Thumbnail Copy is complete. In order to copy/rename the Thumbs in the manner described in the ticket description above, I had to use S3 Batch Operations. At first, I attempted to run this as a local pythons cript that called the AWS CLI, but after attempting that I determined that the processing time would have been hundreds of hours!!

Here is what was done to make this copy/rename happen:

  1. Filter the entire inventory down to ONLY the Thumbnail files. CSV of Thumbs (bucket_name, key_path) serves as a 'manifest' input to the S3 Batch Operation.
  2. Lambda to process the CSV file Each Line on the CSV calls this lambda function The Lambda contained the Custom logic, including error catching, for performing the renames and copying. (See above comment for Lambda Code) Note: There were some permissions for roles that were required to make this work. Also, the timeout needed to be set for 15 seconds in order to catch many of the failed attempts at the first run.
  3. Batch Operations https://us-west-2.console.aws.amazon.com/s3/jobs?region=us-west-2# Configuration of the job is straight forward. Had to select where the manifest is located (custom csv was uploaded to an s3 location on the internal bucket). Had to tell the Batch operation to "Invoke AWS Lambda function" as opposed to just a straight "Copy". Also there is another location on S3 in the internal bucket where the batch operation reports end up. https://us-west-2.console.aws.amazon.com/s3/buckets/csdap-cumulus-prod-internal?region=us-west-2&bucketType=general&prefix=kstest/lambda_test/completion_reports/&showversions=false

There was a bit of back and forth trying to get the correct response format that the Batch Operations was expecting as well as get all the roles and permissions setup.

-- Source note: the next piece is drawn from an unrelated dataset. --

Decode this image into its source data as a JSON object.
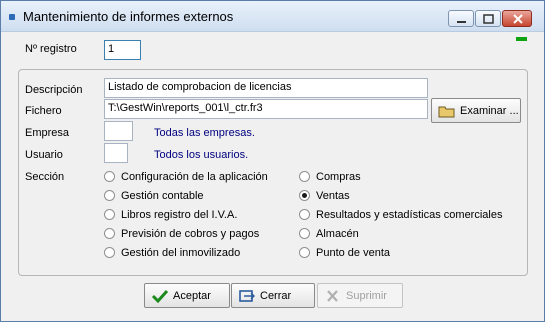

Also, once I was able to get it to run properly, there were two rounds of errors. The first round was because the lambda was set to timeout after 3 seconds (I originally thought this was sufficient because each of these thumbnail files are very small; in the 5 to 10 kilobyte range). The first round of running 2.3 million executions had about 11% errors due to timeouts. I fixed this and then had a second round with only 330 errors. These errors were due to an AWS limitation on S3 operations, occasionally the code hit a throttle limit for the account. This was surprising since this is an S3 batch operation, but it also makes sense since it is a custom lambda job. The third batch job was to only run the 330 failed granules (I made a python script to regenerate the smaller, 330 line csv from the outputs of the round 2 batch job).